ConnectorFile DefenseClaw mutates
OpenClaw~/.openclaw/openclaw.json, ~/.openclaw/extensions/defenseclaw/
ZeptoClaw~/.zeptoclaw/config.json
Claude Code~/.claude/settings.json
Codex~/.codex/config.toml
Cursor~/.cursor/hooks.json
Windsurf~/.codeium/windsurf/hooks.json
Gemini CLI~/.gemini/settings.json
GitHub Copilot CLI~/.copilot/hooks/defenseclaw.json by default; <workspace>/.github/hooks/defenseclaw.json with --workspace
OpenHands~/.openhands/hooks.json by default; <workspace>/.openhands/hooks.json with --workspace
Antigravity~/.gemini/config/hooks.json (global only — the path agy v1.0.x actually evaluates; the marketing-facing ~/.gemini/antigravity-cli/hooks.json is silently ignored at runtime; agy merges all discovered hooks files, so DefenseClaw never patches workspace-local copies)
Hermes~/.hermes/config.yaml
OpenCode~/.config/opencode/plugins/defenseclaw.js (managed bridge plugin — written whole, not patched; removed on teardown)
OmniGent$OMNIGENT_CONFIG_HOME/config.yaml when set (otherwise ~/.omnigent/config.yaml), ~/.defenseclaw/hooks/defenseclaw_omnigent_policy.py, and defenseclaw_omnigent.pth in OmniGent's Python environment

A hash-checked backup of each file is stored in ~/.defenseclaw/backups/ before any mutation. Teardown (or --disable) restores the backup byte-for-byte; if the file has drifted since the backup, only DefenseClaw-owned entries are surgically removed.

Hook connectors default to global/user scope. claw.workspace_dir is empty unless you pass --workspace; when set, OpenHands uses it for repo-local .openhands/hooks.json, .agents/skills, and deprecated .openhands/skills discovery while still scanning global user skills and the OpenHands public skills cache. Copilot uses it for .github/hooks/defenseclaw.json and workspace-local component discovery. Re-run defenseclaw setup <connector> without --workspace to return to global scope.
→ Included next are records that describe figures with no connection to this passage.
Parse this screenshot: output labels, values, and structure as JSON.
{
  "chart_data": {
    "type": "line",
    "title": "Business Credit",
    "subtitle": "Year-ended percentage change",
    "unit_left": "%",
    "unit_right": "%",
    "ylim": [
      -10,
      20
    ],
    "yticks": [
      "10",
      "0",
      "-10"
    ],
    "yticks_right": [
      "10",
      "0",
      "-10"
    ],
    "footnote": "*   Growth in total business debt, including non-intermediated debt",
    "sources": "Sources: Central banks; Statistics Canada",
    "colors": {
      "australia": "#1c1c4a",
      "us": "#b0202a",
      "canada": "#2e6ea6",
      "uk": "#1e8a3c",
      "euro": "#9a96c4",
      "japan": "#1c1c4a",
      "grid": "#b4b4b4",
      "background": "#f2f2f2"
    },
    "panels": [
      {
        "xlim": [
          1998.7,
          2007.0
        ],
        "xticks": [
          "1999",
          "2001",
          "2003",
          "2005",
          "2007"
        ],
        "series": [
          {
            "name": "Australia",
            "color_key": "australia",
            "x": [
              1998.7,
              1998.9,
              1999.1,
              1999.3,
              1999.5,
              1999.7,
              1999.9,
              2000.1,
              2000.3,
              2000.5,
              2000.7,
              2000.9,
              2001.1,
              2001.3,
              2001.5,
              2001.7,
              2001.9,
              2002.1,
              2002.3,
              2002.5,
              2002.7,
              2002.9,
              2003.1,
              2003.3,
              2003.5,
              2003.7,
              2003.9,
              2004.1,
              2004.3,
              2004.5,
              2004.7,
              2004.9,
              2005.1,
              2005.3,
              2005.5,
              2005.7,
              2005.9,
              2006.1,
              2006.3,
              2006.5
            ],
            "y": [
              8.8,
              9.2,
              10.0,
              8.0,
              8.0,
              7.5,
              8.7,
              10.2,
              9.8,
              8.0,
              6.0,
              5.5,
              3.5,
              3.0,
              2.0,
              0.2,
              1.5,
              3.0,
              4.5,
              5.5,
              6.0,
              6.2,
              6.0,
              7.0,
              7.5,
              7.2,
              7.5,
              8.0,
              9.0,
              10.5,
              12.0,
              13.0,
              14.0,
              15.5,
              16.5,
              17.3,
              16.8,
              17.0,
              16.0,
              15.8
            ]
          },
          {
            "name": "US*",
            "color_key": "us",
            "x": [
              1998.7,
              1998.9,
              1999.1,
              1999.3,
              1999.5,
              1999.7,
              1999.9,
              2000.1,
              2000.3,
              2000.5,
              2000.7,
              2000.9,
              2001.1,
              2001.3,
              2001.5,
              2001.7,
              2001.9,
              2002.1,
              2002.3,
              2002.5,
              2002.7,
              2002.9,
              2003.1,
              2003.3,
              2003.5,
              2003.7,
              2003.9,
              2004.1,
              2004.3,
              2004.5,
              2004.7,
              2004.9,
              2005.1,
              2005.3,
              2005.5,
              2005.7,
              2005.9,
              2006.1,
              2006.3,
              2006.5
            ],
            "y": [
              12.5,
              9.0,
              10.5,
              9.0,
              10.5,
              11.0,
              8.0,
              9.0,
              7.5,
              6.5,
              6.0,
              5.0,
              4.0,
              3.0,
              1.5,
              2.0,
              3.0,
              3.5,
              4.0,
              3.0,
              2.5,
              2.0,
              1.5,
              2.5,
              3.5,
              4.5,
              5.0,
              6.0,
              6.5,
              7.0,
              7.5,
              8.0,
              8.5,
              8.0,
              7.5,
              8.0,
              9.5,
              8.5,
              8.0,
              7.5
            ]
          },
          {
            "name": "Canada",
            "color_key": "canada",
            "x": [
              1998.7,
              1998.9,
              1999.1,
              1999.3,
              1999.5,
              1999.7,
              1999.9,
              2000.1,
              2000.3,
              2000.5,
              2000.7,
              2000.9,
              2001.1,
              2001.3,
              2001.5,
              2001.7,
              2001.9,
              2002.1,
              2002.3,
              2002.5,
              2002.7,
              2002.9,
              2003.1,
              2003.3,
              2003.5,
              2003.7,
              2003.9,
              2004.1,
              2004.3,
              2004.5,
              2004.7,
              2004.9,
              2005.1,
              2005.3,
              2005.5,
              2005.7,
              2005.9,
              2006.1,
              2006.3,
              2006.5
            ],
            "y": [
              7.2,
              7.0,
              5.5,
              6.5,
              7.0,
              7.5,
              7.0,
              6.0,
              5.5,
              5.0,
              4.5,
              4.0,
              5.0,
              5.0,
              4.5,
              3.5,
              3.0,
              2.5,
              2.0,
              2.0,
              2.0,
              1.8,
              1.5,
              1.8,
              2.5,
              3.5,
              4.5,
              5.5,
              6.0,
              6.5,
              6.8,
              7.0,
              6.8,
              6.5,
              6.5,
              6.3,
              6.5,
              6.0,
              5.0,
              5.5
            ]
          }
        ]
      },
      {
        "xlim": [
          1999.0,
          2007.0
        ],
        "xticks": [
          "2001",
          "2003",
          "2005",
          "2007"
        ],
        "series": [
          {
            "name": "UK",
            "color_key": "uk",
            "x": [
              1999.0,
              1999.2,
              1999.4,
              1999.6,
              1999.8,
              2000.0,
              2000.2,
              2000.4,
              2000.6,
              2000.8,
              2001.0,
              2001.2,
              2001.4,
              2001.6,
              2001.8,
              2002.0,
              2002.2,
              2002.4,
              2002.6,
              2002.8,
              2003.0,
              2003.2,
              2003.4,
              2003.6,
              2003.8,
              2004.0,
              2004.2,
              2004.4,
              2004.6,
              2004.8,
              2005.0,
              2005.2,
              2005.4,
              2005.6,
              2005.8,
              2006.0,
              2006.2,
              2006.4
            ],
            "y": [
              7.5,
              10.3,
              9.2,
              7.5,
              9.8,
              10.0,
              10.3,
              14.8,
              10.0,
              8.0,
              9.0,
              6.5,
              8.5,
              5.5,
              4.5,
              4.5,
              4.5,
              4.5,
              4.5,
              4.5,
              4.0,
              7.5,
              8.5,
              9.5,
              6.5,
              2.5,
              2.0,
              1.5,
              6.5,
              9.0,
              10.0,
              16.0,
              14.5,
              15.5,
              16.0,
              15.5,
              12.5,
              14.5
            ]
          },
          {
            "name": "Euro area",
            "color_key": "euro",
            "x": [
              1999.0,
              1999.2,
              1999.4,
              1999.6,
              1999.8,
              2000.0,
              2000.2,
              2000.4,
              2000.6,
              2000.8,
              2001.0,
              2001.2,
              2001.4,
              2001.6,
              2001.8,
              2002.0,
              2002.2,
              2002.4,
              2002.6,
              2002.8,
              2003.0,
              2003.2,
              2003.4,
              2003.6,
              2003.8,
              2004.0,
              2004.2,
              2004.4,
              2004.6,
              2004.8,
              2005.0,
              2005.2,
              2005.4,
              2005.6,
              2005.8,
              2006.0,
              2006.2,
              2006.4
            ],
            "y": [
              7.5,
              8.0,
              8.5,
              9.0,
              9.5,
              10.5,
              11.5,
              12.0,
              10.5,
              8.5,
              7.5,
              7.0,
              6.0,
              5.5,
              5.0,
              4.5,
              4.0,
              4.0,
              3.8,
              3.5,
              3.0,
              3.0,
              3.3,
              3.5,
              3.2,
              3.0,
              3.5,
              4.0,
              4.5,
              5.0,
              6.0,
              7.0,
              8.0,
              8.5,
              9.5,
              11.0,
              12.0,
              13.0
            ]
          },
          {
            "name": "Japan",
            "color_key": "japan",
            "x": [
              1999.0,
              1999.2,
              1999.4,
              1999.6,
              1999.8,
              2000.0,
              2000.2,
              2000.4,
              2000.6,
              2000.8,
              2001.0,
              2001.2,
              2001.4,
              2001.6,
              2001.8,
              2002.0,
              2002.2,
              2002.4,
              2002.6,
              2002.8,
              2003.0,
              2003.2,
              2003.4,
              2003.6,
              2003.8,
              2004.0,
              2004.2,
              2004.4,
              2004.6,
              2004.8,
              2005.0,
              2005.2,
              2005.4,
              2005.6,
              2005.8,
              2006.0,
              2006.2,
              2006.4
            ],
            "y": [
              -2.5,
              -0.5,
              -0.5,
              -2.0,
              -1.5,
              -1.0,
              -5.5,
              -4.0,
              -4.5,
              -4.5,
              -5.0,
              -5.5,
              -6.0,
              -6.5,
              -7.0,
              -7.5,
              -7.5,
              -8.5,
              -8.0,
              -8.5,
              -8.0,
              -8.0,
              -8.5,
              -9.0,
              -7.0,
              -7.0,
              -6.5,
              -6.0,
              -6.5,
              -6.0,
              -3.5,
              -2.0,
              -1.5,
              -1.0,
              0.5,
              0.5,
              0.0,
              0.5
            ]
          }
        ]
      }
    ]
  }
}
Every hook setup also writes the resolved connector path contract to ~/.defenseclaw/hook_contract_lock.json. The locations block records the pinned workspace, hook config file, generated hook script, and the MCP/skills/rules/plugins/agents surfaces that DefenseClaw will scan for that connector. Use defenseclaw doctor to compare that lock against the files the active SDK can actually load.

Reload without restart

defenseclaw-gateway policy reload

Tells the running sidecar to re-read OPA policies from disk without bouncing the daemon. Connector wiring (hook scripts, agent files) is not re-applied — use defenseclaw setup guardrail --restart for that. Note this is on the Go sidecar binary (defenseclaw-gateway), not the Python CLI; the Python CLI has no top-level gateway group.